Mother’s Day is celebrated all over the world. From Nepal to Israel to Panama, people everywhere are paying tribute to mothers and to motherhood; it’s a centuries’ tradition that takes place between February and June each year, depending upon the culture and its calendar.

With origins that date back to the ancient Greeks who celebrated a holiday that paid homage to Rhea the mother of the gods and the ancient Romans who enjoyed the holiday Matronalia in which mothers were usually given gifts, today’s Mother’s Day customs are still as varied as the cultures who keep them.

For example, Israeli’s have woven the idea of Mother’s Day into their celebration of Henrietta Szold who had no biological children. Szold is revered for the organization she founded. “Youth Alilyah” rescued many Jewish children from the Nazi German and took care of them. Because she was thought of as the “mother” of all these children, her birthday was set as Mother’s Day (Shevat 30 which falls anywhere between January 30 and March 1.). Over time the day’s significance has evolved and is now about mutual love inside the family celebrated by kindergarten children. 

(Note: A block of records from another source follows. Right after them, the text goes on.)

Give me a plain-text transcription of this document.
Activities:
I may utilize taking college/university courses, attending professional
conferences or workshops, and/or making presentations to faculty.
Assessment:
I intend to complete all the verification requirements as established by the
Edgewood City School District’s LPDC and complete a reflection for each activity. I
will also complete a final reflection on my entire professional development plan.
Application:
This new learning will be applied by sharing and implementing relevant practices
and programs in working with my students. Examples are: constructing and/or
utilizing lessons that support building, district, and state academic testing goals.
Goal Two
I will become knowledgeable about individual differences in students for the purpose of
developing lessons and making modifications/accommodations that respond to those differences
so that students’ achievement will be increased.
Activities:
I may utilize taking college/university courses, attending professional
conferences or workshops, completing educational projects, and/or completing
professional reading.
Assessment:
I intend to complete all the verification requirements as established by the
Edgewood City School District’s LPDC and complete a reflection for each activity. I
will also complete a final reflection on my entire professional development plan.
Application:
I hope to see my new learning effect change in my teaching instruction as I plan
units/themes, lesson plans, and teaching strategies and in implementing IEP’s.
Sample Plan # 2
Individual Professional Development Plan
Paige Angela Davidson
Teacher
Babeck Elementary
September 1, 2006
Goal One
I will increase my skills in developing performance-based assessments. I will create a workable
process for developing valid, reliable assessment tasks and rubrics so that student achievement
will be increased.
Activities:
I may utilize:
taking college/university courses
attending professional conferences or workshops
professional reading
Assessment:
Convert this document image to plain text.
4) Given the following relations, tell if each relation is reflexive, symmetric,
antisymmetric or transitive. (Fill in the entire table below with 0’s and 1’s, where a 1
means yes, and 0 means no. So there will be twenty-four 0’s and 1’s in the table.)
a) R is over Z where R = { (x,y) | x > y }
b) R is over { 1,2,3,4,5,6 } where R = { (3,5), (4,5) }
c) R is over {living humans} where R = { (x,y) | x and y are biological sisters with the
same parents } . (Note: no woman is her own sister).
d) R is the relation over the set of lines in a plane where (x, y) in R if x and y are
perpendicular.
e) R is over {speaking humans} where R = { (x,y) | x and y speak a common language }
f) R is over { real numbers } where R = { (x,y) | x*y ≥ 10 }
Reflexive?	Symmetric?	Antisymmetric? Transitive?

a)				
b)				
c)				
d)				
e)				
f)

Panama celebrates Mother’s Day earlier than most other countries. Unlike Norway which marks Mother’s Day as the first Sunday in February, Panamanians have chosen December 8 which is the same day as the Feast of the Immaculate Conception. Panama’s President Florencio Harmodio Arosemena had a law passed in 1930 to change that country’s original from May 11. 

In Europe and the UK Mother’s Day follows the traditions of Mothering Sunday which is a Christian festival that occurred on the fourth Sunday in Lent to honor the Virgin Mary and the "mother" church of that particular region. Some records state that children who served in houses were given a day off at that date so they could visit their family. It was believed that the children would pick wild flowers along the way as a gift for the either their mothers or their church.